Advanced Indexing Flashcards
What is the difference between a term-partitioned and a document-partitioned index?
For term-partitioned, one machine handles a subrange of terms
For document-partitioned, one machine handles a subrange of documents
What is the simplest approach to dynamic indexing to handle inserts?
For insert, maintain a main index on disk. New docs go to an auxiliary index in memory. Search across both then merge results
What is the simplest approach to dynamic indexing to handle deletes?
Use an invalidation bit-vector for deleted docs. Filter searches using this bit vector
What is the issue with using a main and auxiliary index?
- The problem of frequent merges
- Poor performance during merge
- Collection-wide statistics are hard to maintain
How can we make the main and auxiliary index approach more efficient?
Merging is made efficient if we keep a separate file for each postings list as we would then just need to append the lists together.
However, we then need a lot of files which is inefficient for the OS
What are some reasons for using file compression?
- Uses less disk space
- Able to keep more stuff in memory
- Increase speed of data transfer from disk to memory
Why should we use file compression for a dictionary structure?
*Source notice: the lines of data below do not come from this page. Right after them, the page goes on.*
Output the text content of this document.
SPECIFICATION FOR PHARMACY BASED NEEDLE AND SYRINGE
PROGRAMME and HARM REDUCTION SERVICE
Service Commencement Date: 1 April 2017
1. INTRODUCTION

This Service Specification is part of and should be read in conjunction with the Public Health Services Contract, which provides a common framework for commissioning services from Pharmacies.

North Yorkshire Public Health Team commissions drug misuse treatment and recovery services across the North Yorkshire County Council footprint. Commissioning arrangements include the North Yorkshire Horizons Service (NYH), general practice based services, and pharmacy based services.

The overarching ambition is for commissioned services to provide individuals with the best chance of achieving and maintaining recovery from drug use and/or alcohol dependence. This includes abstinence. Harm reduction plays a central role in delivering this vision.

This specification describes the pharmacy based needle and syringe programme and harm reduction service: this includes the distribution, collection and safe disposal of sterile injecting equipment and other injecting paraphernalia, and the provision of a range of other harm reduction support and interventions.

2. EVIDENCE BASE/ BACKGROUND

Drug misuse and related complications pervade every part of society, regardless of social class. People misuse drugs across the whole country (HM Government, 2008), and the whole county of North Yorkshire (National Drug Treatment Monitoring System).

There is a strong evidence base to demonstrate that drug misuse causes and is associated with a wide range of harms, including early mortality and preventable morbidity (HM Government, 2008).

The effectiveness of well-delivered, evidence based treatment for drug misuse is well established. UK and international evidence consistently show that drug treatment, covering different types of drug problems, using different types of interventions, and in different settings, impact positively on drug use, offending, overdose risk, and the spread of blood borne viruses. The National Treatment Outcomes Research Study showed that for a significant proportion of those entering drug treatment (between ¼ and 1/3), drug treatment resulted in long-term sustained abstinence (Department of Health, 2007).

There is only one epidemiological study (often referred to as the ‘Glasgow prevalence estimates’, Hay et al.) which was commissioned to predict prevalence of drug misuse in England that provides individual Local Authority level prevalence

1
- Allows us to keep it small enough to fit in main memory
- Small enough to keep some postings lists in main memory as well
How do we solve the size issue of a postings list using gap encoding?
Instead of recording the docID of every document in the postings list, we instead record the size of the gap between doc IDs where the term appears. The hope is that gaps can be encoded with fewer bits than the doc IDs
How can we use gamma codes for gap encoding?
- Represent a gap as a length and offset
- The offset is the gap in binary with the leading bit cut off
- Length is the length of offset
- Encode length as a unary code
- Concatenate the length and offset
Show how 13 is gamma encoded
- Offset: 13 -> 1101 -> 101
- Length: 3 -> 1110
- Output: 1110101